Each dish appears at the table with understated fanfare but remarkable detail. Look at the sides to see the care taken in preparing the menu, including charred Yaya carrots (a rainbow of oranges, reds and purples from Maidstone Harvest in Annapolis), farrow (with almonds and reggiano cheese) and hand-cut Rosedale fries, whose lightly browned skin gently snaps revealing a soft, white potato. The mini-delicacies won’t last long at the table.
As I sit with Bajaj on a rainy, chilly Thursday evening in mid-November, his new restaurant has been open for two weeks. Patrons pack every table and the beige and blue booths. The U-shaped bar, famed by white brick walls and golden arches—with lightly stained wood slats on the ceiling—is downright buzzy but without the decibel levels (sound-deadening design helps).
A cozy booth showcases the design of Martin Vahtra of Projects Design Associates.
You won’t find a white tablecloth in this modern tavern, a departure from most of Bajaj’s restaurant empire.
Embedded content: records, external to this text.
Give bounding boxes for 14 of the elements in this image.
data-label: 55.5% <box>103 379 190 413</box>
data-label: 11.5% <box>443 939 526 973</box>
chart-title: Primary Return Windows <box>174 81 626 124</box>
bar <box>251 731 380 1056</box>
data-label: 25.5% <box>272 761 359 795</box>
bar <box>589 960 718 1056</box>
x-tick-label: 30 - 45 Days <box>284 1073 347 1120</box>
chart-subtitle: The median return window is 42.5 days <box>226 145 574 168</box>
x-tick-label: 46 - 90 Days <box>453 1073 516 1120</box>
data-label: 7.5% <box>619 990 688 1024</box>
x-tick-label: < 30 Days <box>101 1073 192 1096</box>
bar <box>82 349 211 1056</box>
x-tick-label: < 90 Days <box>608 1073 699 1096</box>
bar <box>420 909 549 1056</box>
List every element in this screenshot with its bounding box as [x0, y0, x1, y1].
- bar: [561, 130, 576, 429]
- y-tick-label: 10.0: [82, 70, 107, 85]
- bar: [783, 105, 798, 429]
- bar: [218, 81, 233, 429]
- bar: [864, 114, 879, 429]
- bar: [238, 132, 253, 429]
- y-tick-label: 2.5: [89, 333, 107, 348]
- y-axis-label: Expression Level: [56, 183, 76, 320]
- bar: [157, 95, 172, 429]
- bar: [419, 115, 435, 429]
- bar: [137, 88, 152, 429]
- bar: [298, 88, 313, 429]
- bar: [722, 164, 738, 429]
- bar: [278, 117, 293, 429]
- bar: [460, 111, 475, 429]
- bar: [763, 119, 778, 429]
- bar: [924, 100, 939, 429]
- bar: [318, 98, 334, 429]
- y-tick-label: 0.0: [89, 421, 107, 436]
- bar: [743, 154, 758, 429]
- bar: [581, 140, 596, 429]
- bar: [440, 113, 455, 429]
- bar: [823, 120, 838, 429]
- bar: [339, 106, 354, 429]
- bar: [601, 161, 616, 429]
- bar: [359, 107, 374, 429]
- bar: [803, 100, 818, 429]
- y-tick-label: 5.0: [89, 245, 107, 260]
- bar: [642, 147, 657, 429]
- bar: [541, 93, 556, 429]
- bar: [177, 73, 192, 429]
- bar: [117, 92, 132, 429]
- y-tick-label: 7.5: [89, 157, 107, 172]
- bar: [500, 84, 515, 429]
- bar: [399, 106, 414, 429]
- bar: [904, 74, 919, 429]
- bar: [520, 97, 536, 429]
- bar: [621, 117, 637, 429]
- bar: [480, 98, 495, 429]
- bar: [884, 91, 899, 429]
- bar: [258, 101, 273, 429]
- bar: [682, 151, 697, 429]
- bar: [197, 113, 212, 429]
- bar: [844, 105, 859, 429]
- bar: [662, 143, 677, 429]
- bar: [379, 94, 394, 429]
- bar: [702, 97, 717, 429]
It’s farmhouse chic.
I float this phrase to the restaurateur, and he laughs. “We never skimp on design,” says Bajaj, who tapped New York restaurant designer and James Beard nominee Martin Vahtra of Projects Design Associates (projectsda.com) for the interior architecture and aesthetic.
“I recently told someone that there are plenty of pizza places on Connecticut Avenue, but you can come in here and eat great pizza and sit on a beautiful chair,” says Bajaj, laughing.
James Beard Award-winning chef Frank Ruta crafted an American farm-to-table menu.
He’s serious, and so is Ruta’s pizza, which isn’t an afterthought. The pies, including the Tidal Basin (clams, fennel, oregano and smoked ricotta) and the Van Ness (spinach, pistachio and reggiano crema), now rank among the city’s best.
Bajaj, forever restless as he tries to predict Washingtonians’ appetites, has succeeded again. Above all, he remembers that gathering feeds the hungry soul.